Earl Spencer resumes White Ship dive quest

Earl Spencer
Earl Spencer

DIVING NEWS

Planned dives to find remains of the 12th-century “White Ship” off France’s Channel coast were foiled by seasonal weather in mid-December – but now historian and scuba diver Charles Spencer has announced that his high-profile quest will resume.

The 9th Earl Spencer, younger brother of the late Princess Diana, has called the sinking of the mediaeval ship and its aftermath “a mixture between Titanic and Game of Thrones” that changed the course of English and European history.

The White Ship, a clinker-built Viking-style boat propelled by 50 oarsmen, sank on 25 November, 1120 on its way to Southampton. It was only about a mile out from Barfleur harbour in France when it hit the submerged Quilleboeuf Rock.

The ship was carrying many members of the Anglo-Norman nobility, celebrating victory after four years of war against the French. Among them was King Henry I’s only male heir, 17-year-old William Aetheling, William’s sister Matilda la Perche and one of his many illegitimate children, Richard of Lincoln.

William was able to get away on a longboat when the ship foundered, but he made the fatal decision to order his guards to row back in a bid to rescue Matilda. The boat capsized as other victims tried to clamber aboard, and the brother and sister died along with many knights and countesses. Only one man, a French butcher, survived the sinking and was able to relate what had happened.

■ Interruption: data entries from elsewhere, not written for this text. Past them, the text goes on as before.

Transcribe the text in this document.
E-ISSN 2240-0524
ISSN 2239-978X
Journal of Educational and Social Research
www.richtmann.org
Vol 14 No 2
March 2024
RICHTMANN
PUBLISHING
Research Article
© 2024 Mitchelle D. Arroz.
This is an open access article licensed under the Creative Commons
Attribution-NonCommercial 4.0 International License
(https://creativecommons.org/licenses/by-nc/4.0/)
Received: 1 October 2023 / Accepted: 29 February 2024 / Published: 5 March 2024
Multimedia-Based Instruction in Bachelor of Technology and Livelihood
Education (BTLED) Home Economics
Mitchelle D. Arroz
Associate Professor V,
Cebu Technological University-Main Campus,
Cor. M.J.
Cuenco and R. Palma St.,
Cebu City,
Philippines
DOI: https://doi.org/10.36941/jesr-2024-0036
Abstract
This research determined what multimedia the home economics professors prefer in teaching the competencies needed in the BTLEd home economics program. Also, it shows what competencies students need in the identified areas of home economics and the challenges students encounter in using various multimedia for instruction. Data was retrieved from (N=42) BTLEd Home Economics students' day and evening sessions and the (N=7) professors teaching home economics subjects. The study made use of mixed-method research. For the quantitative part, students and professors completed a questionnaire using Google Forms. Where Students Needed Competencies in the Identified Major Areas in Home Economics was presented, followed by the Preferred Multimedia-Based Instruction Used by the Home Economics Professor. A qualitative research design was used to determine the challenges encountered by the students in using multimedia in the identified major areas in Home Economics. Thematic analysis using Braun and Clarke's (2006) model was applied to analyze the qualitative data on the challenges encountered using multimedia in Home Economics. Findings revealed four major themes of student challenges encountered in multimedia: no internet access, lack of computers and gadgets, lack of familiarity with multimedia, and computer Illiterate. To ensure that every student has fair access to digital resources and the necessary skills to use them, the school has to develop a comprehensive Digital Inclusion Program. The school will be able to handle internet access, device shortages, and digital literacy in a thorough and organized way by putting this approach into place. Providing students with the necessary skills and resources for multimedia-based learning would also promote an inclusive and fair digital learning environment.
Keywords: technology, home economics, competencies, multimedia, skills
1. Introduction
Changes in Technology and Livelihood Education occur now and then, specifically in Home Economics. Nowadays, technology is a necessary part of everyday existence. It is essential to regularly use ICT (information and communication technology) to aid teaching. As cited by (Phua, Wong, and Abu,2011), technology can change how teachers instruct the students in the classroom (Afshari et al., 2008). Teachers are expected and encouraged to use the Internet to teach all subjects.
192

Last year Spencer published a well-received book about the White Ship. He describes the chances of finding its remains as “optimistic” but says that after detailed research his dive-team will be looking for “surviving metalwork – nails, rivets, etc” that held the timber planking together.

Spencer says he hopes that “learning more about the construction of the White Ship will provide some helpful insights into medieval boat-building practices generally”.

Working closely with him on the summer diving expedition will be Roger Michel, Director of the Institute for Digital Archaeology. “The area has never been subject to any professional archaeological examination, and so may yield interesting new clues about the structure, composition and cargo of the doomed ship,” he stated recently.

King Henry 1 was the son of William the Conqueror, and the loss of his heir had far-reaching consequences. After his death civil war broke out between his appointed successor, another daughter also named Matilda, and his nephew Stephen of Blois.

Known as the Anarchy, the conflict continued for 20 years until Matilda’s son eventually took the English throne in 1135 as Henry II.